As Universidades foram por muito tempo Instituições de ensino sustentadas pelo estado para alegar e reproduzir dentre a sociedade a suposta existência de raças, o que é chamado de racialismo, e indo absurdamente mais além, a existência de uma hierarquia entre essas raças, o que é denominado racismo.
A população negra tem lugar teve seu lugar guardado no mento de fazer a massa, carregar o bloco e carregar peso, mas, na hora de ocupar um lugar nas cadeiras das primeiras Instituições de ensino, esse direito lhe é negado.
Na tentativa de sanar essa dívida histórica do Estado brasileiro são implantadas as políticas de ação afirmativa, como por exemplo, as cotas, que garantem o acesso do povo negro à Universidade. A politica de cotas no Brasil é implantada pela primeira vez em 2004 na Universidade Federal do Rio de Janeiro enquanto política de governo é transformada em política de Estado por meio da sanção da lei 12.711/2012 pela então Presidenta Dilma Rousseff. No total a lei completa 10 anos de implantação em 2014, o que exige um balanço da sua efetividade e eficácia.
Os estudos já realizados comprovam que as cotas proporcionaram um aumento significativo da entrada da população negra na Universidade. Quantitativo ainda muito aquém do necessário, pois a entrada nos presídios e nos cemitérios é imensamente desproporcional a entrada na Universidade, o que prova que há algo de errado.
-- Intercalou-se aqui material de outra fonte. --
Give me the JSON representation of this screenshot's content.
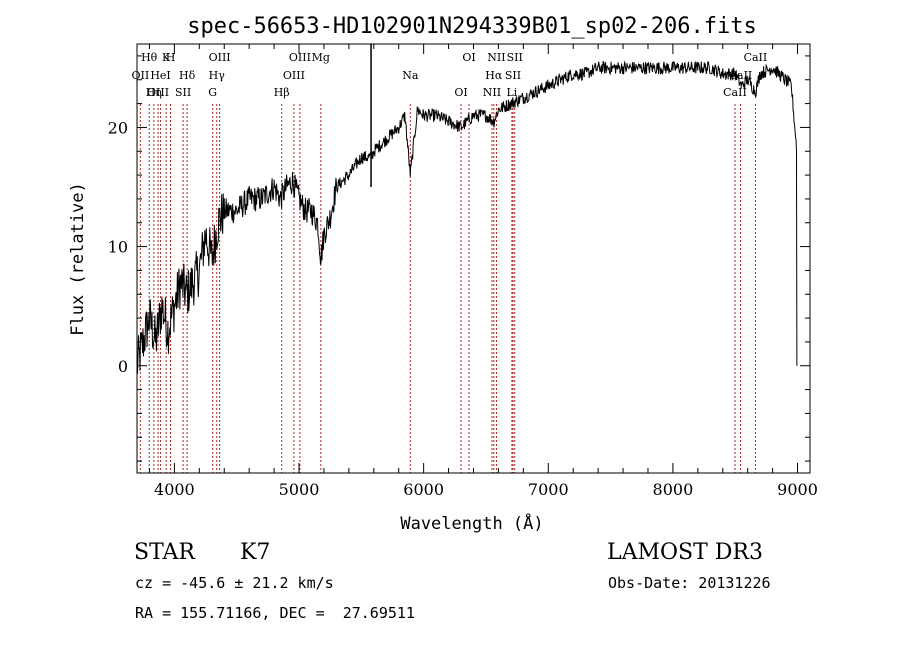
{
  "chart_data": {
    "type": "line",
    "title": "spec-56653-HD102901N294339B01_sp02-206.fits",
    "xlabel": "Wavelength (Å)",
    "ylabel": "Flux (relative)",
    "xlim": [
      3700,
      9100
    ],
    "ylim": [
      -9,
      27
    ],
    "xticks": [
      4000,
      5000,
      6000,
      7000,
      8000,
      9000
    ],
    "yticks": [
      0,
      10,
      20
    ],
    "spectrum_anchors": {
      "x": [
        3700,
        3750,
        3800,
        3850,
        3900,
        3950,
        4000,
        4050,
        4100,
        4150,
        4200,
        4250,
        4300,
        4350,
        4400,
        4500,
        4600,
        4700,
        4800,
        4850,
        4900,
        4950,
        5000,
        5050,
        5100,
        5150,
        5175,
        5200,
        5250,
        5300,
        5400,
        5500,
        5580,
        5600,
        5700,
        5800,
        5850,
        5893,
        5950,
        6000,
        6100,
        6200,
        6300,
        6400,
        6500,
        6563,
        6600,
        6700,
        6800,
        6900,
        7000,
        7100,
        7200,
        7300,
        7400,
        7500,
        7600,
        7700,
        7800,
        7900,
        8000,
        8100,
        8200,
        8300,
        8400,
        8500,
        8550,
        8600,
        8662,
        8700,
        8800,
        8850,
        8900,
        8950,
        8995
      ],
      "y": [
        0,
        2,
        4,
        2,
        5,
        3,
        5,
        7,
        6,
        7,
        8,
        11,
        9,
        12,
        13,
        13,
        14,
        14,
        15,
        14,
        15,
        15.5,
        14,
        13,
        13,
        12,
        9,
        11,
        12.5,
        15,
        16,
        17.5,
        17.5,
        18,
        19,
        20,
        21,
        16,
        21.5,
        21,
        21,
        20.5,
        20,
        21,
        21,
        20.5,
        21.5,
        22,
        22.5,
        23,
        23.5,
        24,
        24.5,
        24.5,
        25,
        25,
        25,
        25,
        25,
        25,
        25,
        25,
        25,
        25,
        24.5,
        24.5,
        23.5,
        24,
        23,
        24.5,
        25,
        24.5,
        24,
        23.5,
        18
      ]
    },
    "emission_lines": [
      {
        "label": "Hθ",
        "x": 3798
      },
      {
        "label": "OII",
        "x": 3727
      },
      {
        "label": "OIII",
        "x": 3869
      },
      {
        "label": "K",
        "x": 3934
      },
      {
        "label": "HeI",
        "x": 3889
      },
      {
        "label": "Hη",
        "x": 3835
      },
      {
        "label": "H",
        "x": 3969
      },
      {
        "label": "Hδ",
        "x": 4102
      },
      {
        "label": "SII",
        "x": 4070
      },
      {
        "label": "OIII",
        "x": 4363
      },
      {
        "label": "Hγ",
        "x": 4340
      },
      {
        "label": "G",
        "x": 4307
      },
      {
        "label": "OIII",
        "x": 5007
      },
      {
        "label": "OIII",
        "x": 4959
      },
      {
        "label": "Hβ",
        "x": 4861
      },
      {
        "label": "Mg",
        "x": 5175
      },
      {
        "label": "Na",
        "x": 5893
      },
      {
        "label": "OI",
        "x": 6300
      },
      {
        "label": "OI",
        "x": 6364
      },
      {
        "label": "Hα",
        "x": 6563
      },
      {
        "label": "NII",
        "x": 6548
      },
      {
        "label": "NII",
        "x": 6584
      },
      {
        "label": "SII",
        "x": 6717
      },
      {
        "label": "Li",
        "x": 6708
      },
      {
        "label": "SII",
        "x": 6731
      },
      {
        "label": "CaII",
        "x": 8542
      },
      {
        "label": "CaII",
        "x": 8498
      },
      {
        "label": "CaII",
        "x": 8662
      }
    ]
  },
  "info": {
    "class_label": "STAR",
    "subclass": "K7",
    "survey": "LAMOST DR3",
    "cz": "cz = -45.6 ± 21.2 km/s",
    "obs_date": "Obs-Date: 20131226",
    "coords": "RA = 155.71166, DEC =  27.69511"
  }
}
Houve muitos avanços nas políticas de acesso, porém pouco se avançou nas de permanência. Com a situação de vulnerabilidade social da maioria dos negros e negras que entram na Universidade, se faz necessária a implantação de políticas que garantam que esses regressos tenham condições de se manter no âmbito universitário, ainda muito opressor e excludente. É muito difícil permanecer em um local que tenta de todas as formas lhe mostrar que você é um intruso ali.
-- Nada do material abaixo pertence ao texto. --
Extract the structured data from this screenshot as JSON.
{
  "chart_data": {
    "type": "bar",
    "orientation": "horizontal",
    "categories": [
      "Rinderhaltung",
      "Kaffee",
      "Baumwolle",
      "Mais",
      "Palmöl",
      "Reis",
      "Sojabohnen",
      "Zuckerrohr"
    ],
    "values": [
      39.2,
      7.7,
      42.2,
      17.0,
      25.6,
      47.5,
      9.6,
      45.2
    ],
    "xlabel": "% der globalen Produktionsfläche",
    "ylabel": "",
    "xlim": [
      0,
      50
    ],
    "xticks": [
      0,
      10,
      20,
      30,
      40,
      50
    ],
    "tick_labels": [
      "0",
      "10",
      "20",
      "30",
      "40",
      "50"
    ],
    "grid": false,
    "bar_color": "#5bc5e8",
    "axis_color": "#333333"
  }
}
Existe um grande problema no acesso as bolsas de permanência, ainda insuficientes e deficitárias. O movimento estudantil precisa intervir e propor políticas de permanência eficazes; o estudante cotista tem que receber o auxílio que lhe é de direito sem passar por humilhações, constrangimentos e sem precisar ficar um semestre esperando. Os programas de permanência já existentes precisam funcionar de forma efetiva. O Estado brasileiro tem que pagar sua dívida, e nós militantes, estaremos aqui para cobrar sempre que isso se fizer necessário.
Seguiremos lutando por uma Universidade, pública, popular e de qualidade.
Regiane Regis é estudante de história da UFBA, militante do Coletivo Quilombo e do Coletivo Candaces.